The Washington Post reports Deibler had spent more than two decades as a purveyor of largely PG-rated fare designed to attract teens and their mothers to his morning show on WIHT Hot 99.5in Washington and on stations in Baltimore and Tampa; his afternoon show on a handful of other outlets; and his Sunday evening syndicated program, which aired on more than 100 stations.

Deibler, whose Hot 99.5 show launched in 2006, had been off the air since last spring, but he remained under contract to the station’s parent company, iHeart Radio, Bulitt said.

In the years before satellite radio, the Internet and podcasting dissolved broadcast radio’s near-monopoly on the ears of American commuters, “The Kane Show” was one of the more popular examples of an entertainment package that found a middle lane between raunchy shock-jock programming aimed at young men and more serious news and talk fare.

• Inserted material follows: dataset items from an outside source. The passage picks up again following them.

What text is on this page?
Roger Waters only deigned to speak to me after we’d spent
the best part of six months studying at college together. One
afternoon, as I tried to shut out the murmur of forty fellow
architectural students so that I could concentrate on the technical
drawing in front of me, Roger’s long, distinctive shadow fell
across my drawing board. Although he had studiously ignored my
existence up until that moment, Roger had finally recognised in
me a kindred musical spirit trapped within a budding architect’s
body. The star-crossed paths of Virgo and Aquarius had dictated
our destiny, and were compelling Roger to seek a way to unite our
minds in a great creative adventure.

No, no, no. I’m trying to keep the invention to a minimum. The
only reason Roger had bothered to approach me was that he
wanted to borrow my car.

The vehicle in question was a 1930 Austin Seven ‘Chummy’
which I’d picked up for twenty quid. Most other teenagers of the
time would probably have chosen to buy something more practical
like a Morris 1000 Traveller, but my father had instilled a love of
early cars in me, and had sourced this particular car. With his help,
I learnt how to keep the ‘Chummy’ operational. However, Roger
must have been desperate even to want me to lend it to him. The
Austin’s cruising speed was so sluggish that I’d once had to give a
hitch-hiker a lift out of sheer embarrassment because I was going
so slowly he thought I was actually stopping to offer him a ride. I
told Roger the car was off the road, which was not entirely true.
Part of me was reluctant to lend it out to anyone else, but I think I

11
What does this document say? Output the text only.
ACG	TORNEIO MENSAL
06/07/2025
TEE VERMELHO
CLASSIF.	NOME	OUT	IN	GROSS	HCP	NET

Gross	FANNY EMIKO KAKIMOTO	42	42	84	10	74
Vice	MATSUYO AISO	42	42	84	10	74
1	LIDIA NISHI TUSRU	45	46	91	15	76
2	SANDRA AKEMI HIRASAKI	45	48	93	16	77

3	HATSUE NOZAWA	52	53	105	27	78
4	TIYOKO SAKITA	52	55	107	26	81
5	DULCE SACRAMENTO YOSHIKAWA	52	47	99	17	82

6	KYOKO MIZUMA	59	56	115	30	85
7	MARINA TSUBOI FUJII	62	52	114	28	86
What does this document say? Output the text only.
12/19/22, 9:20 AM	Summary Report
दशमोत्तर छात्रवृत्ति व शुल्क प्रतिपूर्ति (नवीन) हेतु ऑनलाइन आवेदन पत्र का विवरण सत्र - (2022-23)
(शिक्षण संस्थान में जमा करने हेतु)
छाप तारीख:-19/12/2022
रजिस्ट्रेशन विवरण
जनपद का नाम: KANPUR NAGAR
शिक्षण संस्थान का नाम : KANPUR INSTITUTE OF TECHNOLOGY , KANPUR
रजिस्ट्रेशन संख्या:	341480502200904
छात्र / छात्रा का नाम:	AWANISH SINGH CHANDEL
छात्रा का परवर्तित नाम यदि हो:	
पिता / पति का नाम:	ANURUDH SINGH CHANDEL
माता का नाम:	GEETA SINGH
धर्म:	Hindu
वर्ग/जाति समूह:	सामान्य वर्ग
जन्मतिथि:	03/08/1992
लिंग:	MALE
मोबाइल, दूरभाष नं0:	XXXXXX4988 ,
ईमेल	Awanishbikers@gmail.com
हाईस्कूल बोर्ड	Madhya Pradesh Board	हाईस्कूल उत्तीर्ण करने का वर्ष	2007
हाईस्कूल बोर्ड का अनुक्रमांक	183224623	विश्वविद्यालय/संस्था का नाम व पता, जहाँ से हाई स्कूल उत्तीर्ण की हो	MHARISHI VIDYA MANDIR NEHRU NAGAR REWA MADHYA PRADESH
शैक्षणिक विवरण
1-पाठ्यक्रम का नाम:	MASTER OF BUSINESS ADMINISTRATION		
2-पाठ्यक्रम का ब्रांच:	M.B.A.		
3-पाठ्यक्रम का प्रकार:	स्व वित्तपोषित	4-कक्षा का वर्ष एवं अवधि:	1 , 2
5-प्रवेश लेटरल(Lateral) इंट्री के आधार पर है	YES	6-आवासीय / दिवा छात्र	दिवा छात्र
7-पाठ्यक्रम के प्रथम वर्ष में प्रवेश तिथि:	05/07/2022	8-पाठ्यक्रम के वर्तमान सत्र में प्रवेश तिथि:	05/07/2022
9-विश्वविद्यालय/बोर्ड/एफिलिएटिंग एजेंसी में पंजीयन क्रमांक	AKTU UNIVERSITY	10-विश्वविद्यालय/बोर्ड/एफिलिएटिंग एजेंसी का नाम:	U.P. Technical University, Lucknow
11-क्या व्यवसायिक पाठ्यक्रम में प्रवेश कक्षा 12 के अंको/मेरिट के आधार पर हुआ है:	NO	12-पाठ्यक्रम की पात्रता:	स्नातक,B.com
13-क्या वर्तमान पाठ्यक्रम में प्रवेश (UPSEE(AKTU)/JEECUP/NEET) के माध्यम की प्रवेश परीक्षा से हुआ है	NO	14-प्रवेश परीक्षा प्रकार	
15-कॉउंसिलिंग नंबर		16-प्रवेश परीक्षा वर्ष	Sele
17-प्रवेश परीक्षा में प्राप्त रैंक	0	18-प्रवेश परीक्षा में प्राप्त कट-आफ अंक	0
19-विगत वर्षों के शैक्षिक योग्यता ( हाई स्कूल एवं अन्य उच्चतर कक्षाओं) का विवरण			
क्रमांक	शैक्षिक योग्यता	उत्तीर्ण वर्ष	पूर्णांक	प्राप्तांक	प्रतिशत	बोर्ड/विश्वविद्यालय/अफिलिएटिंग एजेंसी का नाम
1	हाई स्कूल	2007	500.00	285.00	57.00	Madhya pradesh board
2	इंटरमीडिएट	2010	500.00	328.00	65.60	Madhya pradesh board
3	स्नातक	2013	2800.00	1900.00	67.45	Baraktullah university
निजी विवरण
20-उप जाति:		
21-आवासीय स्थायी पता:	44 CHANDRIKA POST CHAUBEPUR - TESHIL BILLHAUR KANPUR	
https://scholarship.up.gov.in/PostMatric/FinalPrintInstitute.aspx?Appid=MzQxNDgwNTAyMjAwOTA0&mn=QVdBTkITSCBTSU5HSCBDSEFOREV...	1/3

As parents ferried their kids to school each morning, he played Top 40 hits, delivered celebrity gossip, highlighted community charities and enticed his mostly female audience with outrageous tales about nasty, clumsy, two-timing men.

Deibler had “the sort of buzz around him . . . that we haven’t heard on many broadcast radio morning shows in the last 20 years,” Sean Ross, vice president of music and programming at Edison Research, said.